Uğur Cebeci Hatay’ı yazdı: Depremin izlerini kadın girişimciler siliyor

Uğur Cebeci’nin Hatay izlenimlerini anlattığı yazısı şöyle:
“Depremden sonra birinci defa Hatay’a uçuyorum. Havalimanı dev bir inşaat alanına dönmüş. Tozdan göz gözü görmüyor. Yalnızca akşam üzerleri inşaat duruyor ve toz hafifliyor. İşte o saatlerde birbiri arkasına THY ve iki Ajet uçağı iniş yapıyor. Sonra bu uçaklar karanlıkta kalkıyor. Gündüz, daha doğrusu sabah uçuşu yok. Bu da bölgede büyük sorun olmaya başlamış. Fakat hala yamalarla ayakta duran Amik gölü ya da bataklığı üzerindeki pist, doruğuna vuran uçaklara zorla direniyor.
Havalimanının yeni pisti yeniden orada yapılıyor.

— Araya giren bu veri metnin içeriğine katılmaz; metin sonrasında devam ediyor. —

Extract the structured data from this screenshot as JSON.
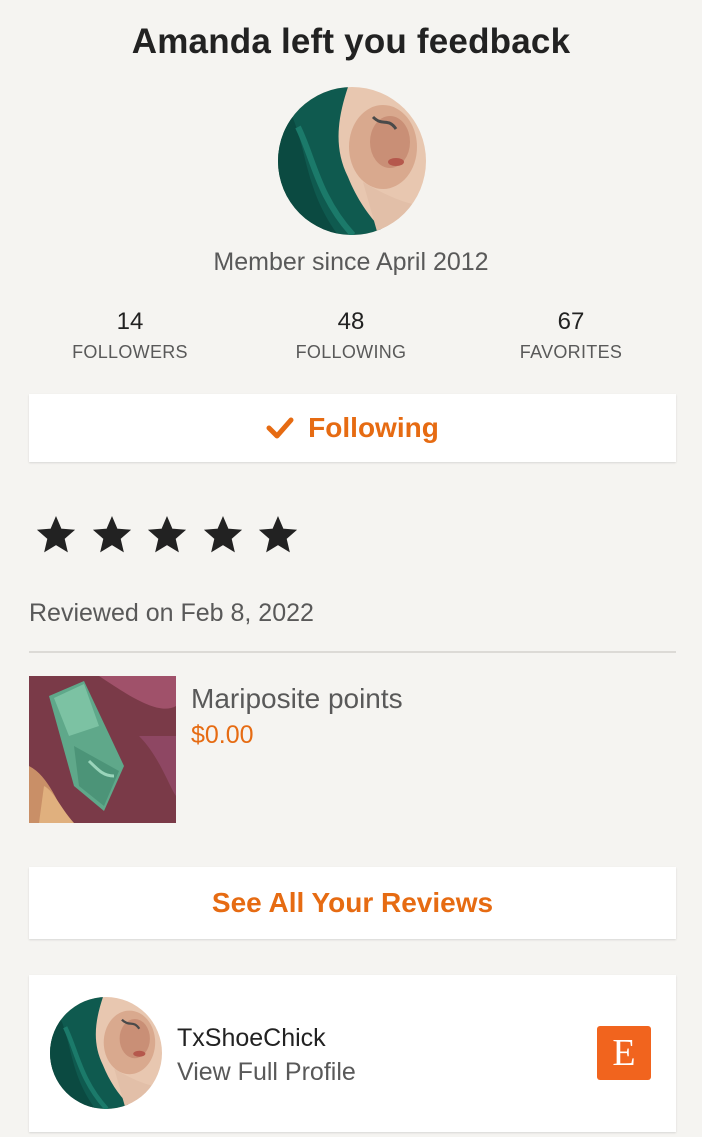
{
  "header": {
    "title": "Amanda left you feedback"
  },
  "profile": {
    "member_since": "Member since April 2012",
    "avatar_icon": "profile-photo"
  },
  "stats": [
    {
      "value": "14",
      "label": "FOLLOWERS"
    },
    {
      "value": "48",
      "label": "FOLLOWING"
    },
    {
      "value": "67",
      "label": "FAVORITES"
    }
  ],
  "follow_button": {
    "label": "Following",
    "icon": "checkmark-icon"
  },
  "review": {
    "rating": 5,
    "max_rating": 5,
    "reviewed_on": "Reviewed on Feb 8, 2022"
  },
  "item": {
    "title": "Mariposite points",
    "price": "$0.00"
  },
  "see_all_button": {
    "label": "See All Your Reviews"
  },
  "shop_card": {
    "shop_name": "TxShoeChick",
    "link_label": "View Full Profile",
    "logo_letter": "E"
  },
  "colors": {
    "accent": "#e66b12",
    "etsy_orange": "#f1641e",
    "background": "#f5f4f1",
    "star": "#222222"
  }
}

Zira bütün aramalara karşın öbür uygun yer bulunamadı. Şayet şu andaki pist gerçek inşaat tekniği ile yapılmış olsaydı büyük ihtimalle sarsıntıdan çok hasarlı çıkmayacaktı. Ya da hiç hasar almayacaktı. Sık sık su basan terminal binası ise kurtarılıyor. Tekrar beton kuşaklama, yanlışsız teknoloji ile yapılıyor.
THY pilotu çok hoş bir alçalışla piste indi. Sonra çukurdan geçer üzere bir his yaşanıyor. Aşikâr ki pistin omurgasında sorun var. Fakat inançsız değil. 2026 yılı başları. O tarihlerde Hatay Havalimanı bütün gün uçuşlara açılacak ve büyük ihtimalle rekorlar kıracak. Ulaştırma ve Altyapı Bakanı Abdulkadir Uraloğlu’nun Basın Müşaviri Osman Bekar, inşaatın her saatinin titizlikle izlendiğini ve açılış tarihinde bir gecikme beklemediklerini söyledi.
KADIN GÜCÜ HAKİM
İlk durağım Antakya oldu. Şu meşhur The Museum Otel’e gittim. Tarihi dokunun, harika mozaiklerin üzerinde, çullanmadan yer alan otel sahiden mükemmel. Lakin daha süper olan bir ailenin risk alarak büyük bir parayı buraya yatırması. Yanlışsız tekniklerle inşaat edilen otel neredeyse tüm etrafı zelzelede yıkılıp harabeye döndüğü halde dimdik ayakta kalmış. Elbette kırılan camlar falan olmuş ancak hizmetini neredeyse kesinti yapmadan sürdürmüş. İşin başında ailenin başarılı kızı Sabiha Afsuroğlu var. Gerçek bir turizm savaşçısı. Dikkatli, daima otelin işletmesinde. Her dakika ile ilgileniyor. İşler olağana çoktan dönmüş, otel gurme lezzetleri de doruğa çıkarmış. ‘Ayan Meyan’ isimli alanında yemek yiyorum.
Gecenin sabahında Arsuz’a gidiyorum. Arsuz zelzelede çok daha az hasar almış. Süratle toparlanmış. Ve İstanbul’da bir markanın kurucu ortağı, dizayncı Banu Yentür bölgenin kanını tekrar kaynatmaya başlamış. Zelzele sonrasının hüzünlü kasabasının hüznü bile dağılmaya başlamış.
Bir gün Bakü’de bindiğim taksi sürücüsünün söylediği aklıma geldi. ‘Nere doğmuşsan ora lazımsın’ demişti. Banu hanım da doğduğu büyüdüğü topraklarda artık orijinal bir marka yaratıyor. İsmi NEOLONCA. İnanılmaz dizaynlarla neredeyse zanaatkârlara ve bütün imalathanelere ulaşmış. Dokuma tezgâhları, cam atölyeleri, demir, ahşap ve bakır ustaları aralıksız çalışıyor. Dünya çapında tanıtımı hedeflenen eserler sırf kültürü korumakla kalmayıp çağdaş yorumlarla tekrar hayat buluyor.
Banu hanım akademisyenler, dizayncılar ve sanatkarlarla kurduğu takımın daima yanında. Arsuz yepisyeni bir güçle tekrar doğuyor. Valisinden kaymakamına, belediye liderine kadar herkes bu yeni loncaya el vermiş. Çalışanlar büyük bir heyecan içinde. Ünlü 8 oda oteli ya da İstanbul’dan bile sipariş alan Petek Pastanesi hepsi sisteme katılmışlar. Benim, görüp hayran kaldığım dizaynların doğumuna çok az kaldı.”